The young man or woman you meet in shul or at a social event doesn't seem much different than your typical thirty something. Every shul, and community has at least a few--a working guy who's in his late 30s or early 40s; a polished, professional woman who's been at the same job for quite some time. These individuals work hard to successfully and effectively manage their illness or disability. They truly defy the stereotype that people burdened with mental illness or developmental disabilities look or act a certain way. Their success behooves the greater Jewish community to reconsider black-and-white, stereotypical views. It is also the impetus for an innovative social-needs program. OHEL's Morris Pinsky a"h Simcha Program is a social-needs initiative.
The Morris Pinsky Simcha Program, now formally in its tenth year was officially launched by OHEL in 2006 with a benevolent gift from the Pinsky family. While the name of the program implies marriage and dating for marriage, the program embraces a broader perspective.
Until 2006, various Ohel staffers had been unofficially mentoring and coaching clients who wanted to take progress to the next level. They helped them increase their socialization skills and improve their dating skills. Giving them the ability to forge deeper connections.
Dr. Michoel Friend, a longtime psychologist with the agency remembers various individuals being supported by several of OHEL's programs approaching the agency to ask for assistance in dating and otherwise moving-on with life.
Individuals who proudly achieved increasing independence, thanks to housing and emotional needs being met now had the luxury of looking for a relationship. "We want to find a shidduch; a friend," Dr. Friend remembers them saying. These individuals yearned to interact on a deeper level like their siblings and cousins.
As the staff noticed the burgeoning need a formal program was created. But can people with serious mental-health issues really be supported and prepared to handle a serious long-term relationship of marriage? "Yes for those who can, and the next best thing for those who can't."
Thus, depending on who the Simcha Program is working with, opportunities provided have taken the form of social skills groups, relationship skills groups, and individual counseling. For those looking to date and possibly marry, the Simcha Program staff works closely with the individual and if appropriate with the individual's advocate or guardian in order to best ascertain their situation and needs. "Person-centered wishes are paramount," says Dr. Friend. "We work with them, their family or their team to help that the individual grow and gain skills--and not just skills but the concept: What is marriage? What is motivating them towards marriage?"
For men and women with disabilities seriously considering marriage, the Simcha Program regularly organizes singles events. Approximately, forty men and women first enjoy an 'icebreaker' introduction. Then a group activity is followed with an actual speed dating session. Each Simcha Program singles event concludes with participants having the opportunity to meet with prospective partners while staff respectfully facilitates the events.
"Quite a number of people are dating because of these events," says Simcha Program Director Sarah Kahan. But the bigger picture is the fact that people with mental illness or developmental disabilities have the same human need as anyone else for love, companionship and acceptance. The Simcha Program helps them attain those needs "through taking their requests and needs very seriously," says Mrs. Kahan, "by listening to what their needs are so they feel they are living as 'normal' a life as possible."
For those couples who do make it to the chuppah through the Simcha Program, the initiative provides a 'Circle of Support'. It includes case management, parental support, and the backing of medical and mental-health professionals.
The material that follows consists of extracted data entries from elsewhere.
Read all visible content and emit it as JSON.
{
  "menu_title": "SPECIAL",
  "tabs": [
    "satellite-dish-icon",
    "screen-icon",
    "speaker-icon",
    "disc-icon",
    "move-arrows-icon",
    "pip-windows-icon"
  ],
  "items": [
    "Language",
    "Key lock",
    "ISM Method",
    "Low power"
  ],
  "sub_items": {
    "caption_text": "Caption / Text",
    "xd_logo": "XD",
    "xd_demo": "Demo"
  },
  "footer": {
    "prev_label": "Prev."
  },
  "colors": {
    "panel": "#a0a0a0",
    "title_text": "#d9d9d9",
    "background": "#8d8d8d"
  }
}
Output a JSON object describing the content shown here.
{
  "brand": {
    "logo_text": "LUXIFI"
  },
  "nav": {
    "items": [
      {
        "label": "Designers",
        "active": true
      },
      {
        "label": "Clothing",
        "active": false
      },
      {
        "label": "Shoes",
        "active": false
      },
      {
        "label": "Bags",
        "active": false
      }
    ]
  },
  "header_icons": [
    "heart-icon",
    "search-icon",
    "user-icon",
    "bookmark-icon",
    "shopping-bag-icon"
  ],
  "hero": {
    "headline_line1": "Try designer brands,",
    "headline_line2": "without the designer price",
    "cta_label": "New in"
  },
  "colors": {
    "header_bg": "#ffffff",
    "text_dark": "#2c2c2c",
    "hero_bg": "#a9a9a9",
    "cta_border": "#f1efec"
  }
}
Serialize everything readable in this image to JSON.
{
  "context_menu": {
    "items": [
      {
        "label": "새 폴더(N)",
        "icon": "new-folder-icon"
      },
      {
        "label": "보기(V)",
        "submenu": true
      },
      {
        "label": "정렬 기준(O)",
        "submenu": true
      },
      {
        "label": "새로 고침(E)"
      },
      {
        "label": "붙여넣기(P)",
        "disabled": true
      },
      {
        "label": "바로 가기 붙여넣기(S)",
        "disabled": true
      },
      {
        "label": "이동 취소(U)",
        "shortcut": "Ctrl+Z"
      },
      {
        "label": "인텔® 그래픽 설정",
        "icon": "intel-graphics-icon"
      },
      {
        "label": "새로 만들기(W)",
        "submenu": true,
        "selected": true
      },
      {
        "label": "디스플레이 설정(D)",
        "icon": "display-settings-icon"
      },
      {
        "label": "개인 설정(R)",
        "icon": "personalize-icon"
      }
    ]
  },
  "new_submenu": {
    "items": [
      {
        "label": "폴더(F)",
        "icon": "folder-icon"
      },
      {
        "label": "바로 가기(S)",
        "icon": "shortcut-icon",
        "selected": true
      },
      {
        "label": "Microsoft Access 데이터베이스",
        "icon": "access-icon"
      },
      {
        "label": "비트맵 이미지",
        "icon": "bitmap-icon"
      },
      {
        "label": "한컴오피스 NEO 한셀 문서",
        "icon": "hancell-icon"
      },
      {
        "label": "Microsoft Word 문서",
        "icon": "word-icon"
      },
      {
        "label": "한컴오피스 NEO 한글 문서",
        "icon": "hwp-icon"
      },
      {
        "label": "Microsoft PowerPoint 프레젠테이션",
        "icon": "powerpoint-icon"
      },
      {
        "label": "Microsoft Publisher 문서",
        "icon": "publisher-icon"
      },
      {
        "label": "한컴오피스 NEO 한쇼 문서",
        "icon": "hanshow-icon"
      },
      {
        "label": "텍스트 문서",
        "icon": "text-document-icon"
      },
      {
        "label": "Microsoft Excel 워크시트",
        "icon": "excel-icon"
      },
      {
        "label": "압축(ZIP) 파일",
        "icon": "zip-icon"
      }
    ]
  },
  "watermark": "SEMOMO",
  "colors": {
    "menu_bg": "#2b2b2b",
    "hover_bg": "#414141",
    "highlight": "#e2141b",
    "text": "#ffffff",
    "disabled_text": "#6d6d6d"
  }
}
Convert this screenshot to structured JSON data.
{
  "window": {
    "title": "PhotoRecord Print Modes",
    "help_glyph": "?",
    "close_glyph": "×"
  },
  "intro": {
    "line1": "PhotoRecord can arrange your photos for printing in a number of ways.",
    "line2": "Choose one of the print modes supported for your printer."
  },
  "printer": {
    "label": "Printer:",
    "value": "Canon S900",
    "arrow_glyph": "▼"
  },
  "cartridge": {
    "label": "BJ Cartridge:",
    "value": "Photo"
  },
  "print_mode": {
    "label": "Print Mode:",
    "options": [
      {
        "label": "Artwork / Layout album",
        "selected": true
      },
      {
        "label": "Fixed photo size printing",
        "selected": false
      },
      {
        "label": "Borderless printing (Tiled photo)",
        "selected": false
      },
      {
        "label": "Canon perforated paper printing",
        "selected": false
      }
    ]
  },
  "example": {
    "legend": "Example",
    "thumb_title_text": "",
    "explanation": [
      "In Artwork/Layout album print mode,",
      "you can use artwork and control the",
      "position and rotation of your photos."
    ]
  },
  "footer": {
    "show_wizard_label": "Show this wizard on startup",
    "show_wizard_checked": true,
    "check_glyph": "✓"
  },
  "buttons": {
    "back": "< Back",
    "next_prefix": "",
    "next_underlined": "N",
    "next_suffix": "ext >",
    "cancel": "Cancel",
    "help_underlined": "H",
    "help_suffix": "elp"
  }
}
The professional team helps them cope with social stigmas, independent living, and the complexities of marriage. "Having someone to love and to be loved gives them something to look forward to. We've seen tremendous benefits," says Dr. Friend. "It gives them a fuller life."
Helping people with disabilities marry is only one goal.
The focus of the program in terms of 'success' is not about how many couples get married. The emphasis of the program is on helping clients achieve their life goals. The program is "not purely designed for people with issues to marry each other," adds Derek Saker, OHEL's Director of Marketing. "They can, should, and do date people without diagnosed issues."
The big picture being focused on by the Simcha Program Saker says, is marrying into the mainstream. "We not only wish to break down the stigma [of people with mental illness and developmental disability] in the community," says Saker, "but single people in the community should also look beyond what are often perceived as 'normal' parameters."
Contrary to the 'how could they possibly get married?' stigma, singles with disabilities should be judged on their merits, not their disabilities, believes Saker. "Many singles who have overcome disability or who are effectively managing their mental illness feel they are even stronger people for it, more sensitive, more caring, it has enriched their character ...and as such, should be seen as an even better catch compared to others."